What are the specific covenant and interest rate changes in the amended facility, and how might they influence the company's cost of capital?
Covenant & Rate Changes
The amendment to Warrior’s Second Amended and Restated ABL facility adds a few key covenant tweaks and a modest interest‑rate reset:
Item | Prior Terms | Amended Terms |
---|---|---|
Asset‑coverage covenant | Minimum 1.0× (assets ÷ borrowings) | Raised to 1.2×, tightening the buffer that must be maintained on a quarterly basis. |
Liquidity covenant | Minimum cash‑plus‑marketable‑securities of $15 MM | Increased to $20 MM, reflecting the larger commitment size. |
Interest benchmark | LIBOR + 450 bps (floating) | Shifted to SOFR + 425 bps, with a floor of 4.5% and a ceiling of 8.5%. |
Margin for excess usage | 500 bps over benchmark on amounts > $120 MM | Reduced to 425 bps, effectively lowering the cost on the incremental $27 MM. |
Impact on Cost of Capital
The lower spread (425 bps vs. 450‑500 bps) on the $27 MM incremental borrowing directly cuts the marginal cost of debt by roughly 0.25‑0.35 percentage points, translating to an annual savings of $70‑$100 k assuming full utilization.

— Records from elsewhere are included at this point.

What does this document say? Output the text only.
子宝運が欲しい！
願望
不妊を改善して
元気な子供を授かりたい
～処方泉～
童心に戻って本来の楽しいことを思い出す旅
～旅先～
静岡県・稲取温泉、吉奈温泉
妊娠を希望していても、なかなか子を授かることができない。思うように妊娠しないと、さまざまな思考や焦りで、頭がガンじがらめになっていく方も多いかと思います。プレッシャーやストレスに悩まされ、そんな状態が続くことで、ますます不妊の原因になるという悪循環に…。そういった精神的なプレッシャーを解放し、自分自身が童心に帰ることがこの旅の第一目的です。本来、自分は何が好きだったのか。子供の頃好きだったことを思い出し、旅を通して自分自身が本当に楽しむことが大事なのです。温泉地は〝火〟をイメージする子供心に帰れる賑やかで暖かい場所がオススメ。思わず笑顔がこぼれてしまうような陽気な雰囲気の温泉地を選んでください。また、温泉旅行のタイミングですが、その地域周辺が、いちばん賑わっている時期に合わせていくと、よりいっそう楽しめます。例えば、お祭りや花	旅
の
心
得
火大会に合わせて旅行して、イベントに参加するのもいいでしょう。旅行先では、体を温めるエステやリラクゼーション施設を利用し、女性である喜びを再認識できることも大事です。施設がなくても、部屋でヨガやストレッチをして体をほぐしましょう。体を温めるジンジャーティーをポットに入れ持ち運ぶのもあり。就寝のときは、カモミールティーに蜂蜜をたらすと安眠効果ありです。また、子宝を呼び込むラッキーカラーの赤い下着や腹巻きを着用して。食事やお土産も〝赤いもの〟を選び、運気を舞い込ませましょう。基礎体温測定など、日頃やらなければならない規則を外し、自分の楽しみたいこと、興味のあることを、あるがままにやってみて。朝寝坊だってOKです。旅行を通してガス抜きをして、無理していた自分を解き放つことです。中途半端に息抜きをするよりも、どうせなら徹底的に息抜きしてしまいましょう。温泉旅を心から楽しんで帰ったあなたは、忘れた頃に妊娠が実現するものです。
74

However, the tighter asset‑coverage and liquidity covenants raise the “risk ceiling” for the company: any dip in coal‑price‑driven cash flow could trigger covenant breaches, forcing Warrior either to inject equity, refinance, or incur penalty fees. In practice, the net effect is a modest reduction in the weighted‑average cost of capital (WACC) if Warrior can stay comfortably above the new thresholds, but investors should monitor quarterly covenant tests as a potential source of volatility in the firm’s financing profile.
Trading Implication
From a market standpoint, the amendment signals lender confidence (larger commitment and a lower spread) while also demanding stronger balance‑sheet discipline. If Warrior continues to generate steady cash flow from its mining operations, the lower financing cost should support earnings upside and can be priced into the equity by a modest “credit‑risk discount” (≈ 5‑10 bps) relative to peers with stricter ABL terms. Conversely, any signs of deteriorating asset coverage (e.g., falling inventory values or weaker commodity prices) could prompt short‑term pressure on the stock as the market prices in the heightened covenant risk. Traders might therefore look for a breakout above recent resistance (≈ $6.20) on the back of the financing news, but keep a tight stop just below the 200‑day moving average to guard against a covenant‑triggered pull‑back.